Both Luiz Carlos and Lucy Barreto have also tried their hand at directing, he with a documentary, “This Is Pelé,” and she with “Grupo Corpo: A Brazilian Family,” about the dance troupe of that name. But both say they prefer producing.
“I don’t have the temperament to be a director,” he said. “I don’t have that obsession, that neurosis you have to have. I don’t want to define the temperament of a director —— ” His daughter, Paula, laughingly broke in to say, “so as not to complicate things with your sons.” But, Mr. Barreto continued, being a director “creates a deformity in people’s souls. You become the inventor of lives, situations. You become an alchemist.”
His shift from cinematographer and screenwriter to producer was more the result of circumstance than design. During his years as a reporter, he had come to know many politicians and bankers — the people who held the key to obtaining the money needed to make films — and so was able to “open doors for the rest of us,” as Mr. Diegues put it.
When the Cinema Novo period ended, its finish hastened by political repression, some of the movement’s leading figures, like Glauber Rocha, had difficulty adapting. But not the Barretos: in the 1970s and 1980s their production company had global hits like “Dona Flor” and Mr. Diegues’s “Bye Bye Brazil,” and in the 1990s they twice won Oscar nominations for best foreign-language film, for Fábio Barreto’s “O Quatrilho” and Bruno Barreto’s “Four Days in September” (1997).

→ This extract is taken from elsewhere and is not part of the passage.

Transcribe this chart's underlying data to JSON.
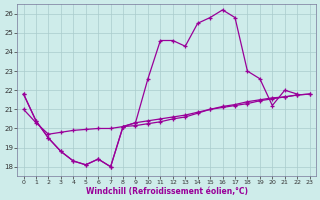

“The boys are both very fine directors, and sweethearts to work with, but they are very different in their approach,” Ms. Braga, who has filmed with both brothers, said of them. “Fábio is more intuitive, while Bruno is more cerebral in his approach to cinema. He has an incredible technical knowledge, and even when he was 20, when we were making ‘Dona Flor,’ he had the bearing of a person who was older.”
For “Lula,” a biopic about Luiz Inácio Lula da Silva, a former president of Brazil, Fábio Barreto took pains to give the actress Glória Pires a more intense scene with her real-life daughter. Ms. Pires, who plays Lula’s mother, recalled that she was scheduled to be in scenes with her daughter Cléo, a rising star who plays Lula’s first wife, but they had no dialogue — until Fábio Barreto revised the script.
“He gave that scene to me as a gift, created it so we could be together, and I was touched by that,” Glória Pires said. “As the director he has so many details to attend to, so many things to keep in mind. So only somebody with a big heart would have paid such close attention and thought of a detail like that.”
But in December 2009, less than a month before “Lula” had its premiere in Brazil, Fábio Barreto, who is two years younger than his brother, was in a serious car accident that left him in a coma. Though he now responds to some external stimuli, after installation of a brain pacemaker in May 2011, he remains incapacitated. “I’m religious, so I have a lot of hope and faith,” his mother said. “I think that if he survived the trauma, which was so severe, it was so that he can return to us.”
Though Luiz Carlos and Lucy have been giving more authority to Paula in recent years, both remain active. He wants to move the company into animated films and has been seeking partners for one that would take place in the Amazon; Lucy and Paula are at work on a film about the American poet Elizabeth Bishop’s 16-year sojourn in Brazil, with Bruno Barreto as the director.
Ms. Pires has already signed on to play the aristocratic landscape architect Carlota de Macedo Soares, Bishop’s lover, in the film, which is scheduled to begin shooting in May. This will be Ms. Pires’s fifth movie with the Barretos, so by now she knows what to expect.
“They speak frankly to each other, without subterfuge,” she said. “There’s always a clarity that I think ends up improving the film, which is, after all, their common point of interest. When there are divergences, they seek a consensus. But they never stop being a family, so at times it’s mother talking to sons, husband talking to wife. That aspect is always there, and in the end, you get caught up in their passion.”